Wellingtonian Philip Brownlee’s 2009 “The Length of a Breath” showed another side of the contrabass recorder, challenging Palme to produce exquisitely soft, mellow notes over the wide range of the instrument. Along with his other premiere in this concert, “The Length of a Breath” marked a welcome return to composition for Brownlee. Also written this year was the even more impressive “As if to Catch the Fleeting Tail of Time” for an ensemble of piccolo, bassoon, viola, guitar and piano. Here Brownlee’s timeless world of carefully placed gestures, unsuspected colour blends, and delicate Webernian klangfarbenmelodie distributed among the players, was enough (just) to sustain one’s interest, despite any perceivable thrust of forward momentum. (One intriguing technique was a microtonal scale achieved by successively plucking a guitar string while simultaneously pitch-bending it.)

Another premiere from another Wellingtonian was Michael Norris’s 2008 “Amato”. As sensitively rendered by pianist Donald Nicolson, this proved one of Norris’s most immediately attractive works to date, as it evolved from its rarefied opening to gradually fill the keyboard space out to its extremities, on towards a fortissimo explosion, and then to a mysterious close.

Jack Body’s “Aeolian Harp” from 1979 is almost a classic, in its versions for violin or cello. Somewhat rarer was the recension for solo viola performed by Nicholas Hancox. A study in harmonics, this piece evoked a wind-harp playing the most primordial of all scales.

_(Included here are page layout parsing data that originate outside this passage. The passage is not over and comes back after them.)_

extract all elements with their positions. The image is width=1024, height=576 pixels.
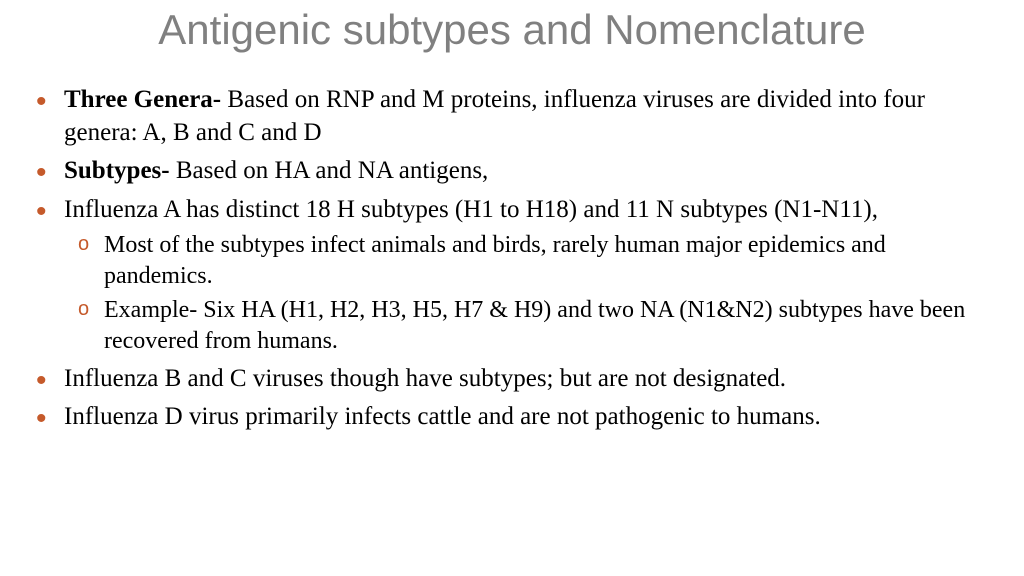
bold-lead: Subtypes- (64, 157, 176, 184)
slide-content: Three Genera- Based on RNP and M protein… (0, 68, 1024, 434)
bullet-item: Influenza D virus primarily infects catt… (64, 401, 992, 434)
bullet-list: Three Genera- Based on RNP and M protein… (32, 84, 992, 434)
sub-bullet-item: Most of the subtypes infect animals and … (104, 230, 992, 291)
sub-bullet-item: Example- Six HA (H1, H2, H3, H5, H7 & H9… (104, 295, 992, 356)
sub-bullet-list: Most of the subtypes infect animals and … (64, 230, 992, 357)
bullet-item: Influenza A has distinct 18 H subtypes (… (64, 194, 992, 357)
bullet-text: Influenza A has distinct 18 H subtypes (… (64, 196, 878, 223)
bullet-item: Three Genera- Based on RNP and M protein… (64, 84, 992, 149)
bullet-text: Based on HA and NA antigens, (176, 157, 488, 184)
slide-title: Antigenic subtypes and Nomenclature (0, 0, 1024, 68)
bullet-item: Subtypes- Based on HA and NA antigens, (64, 155, 992, 188)
bold-lead: Three Genera- (64, 86, 227, 113)
slide-container: Antigenic subtypes and Nomenclature Thre… (0, 0, 1024, 576)
bullet-item: Influenza B and C viruses though have su… (64, 363, 992, 396)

“Non-Lieu” by French composer Thierry Blondeau also began as an essay in harmonics, expertly elicited (in rapid-fire staccato) from the guitar, by Dylan Lardelli. Further techniques introduced within this ingenious (if overlong) composition included live detuning with the tuning pegs, closely-beating intervals, and, during Lardelli’s theatrical exit (reflecting the interest in the use of space found also in Blondeau’s piece for a “moving chamber orchestra”), swinging the guitar to produce Doppler-effected pitch changes.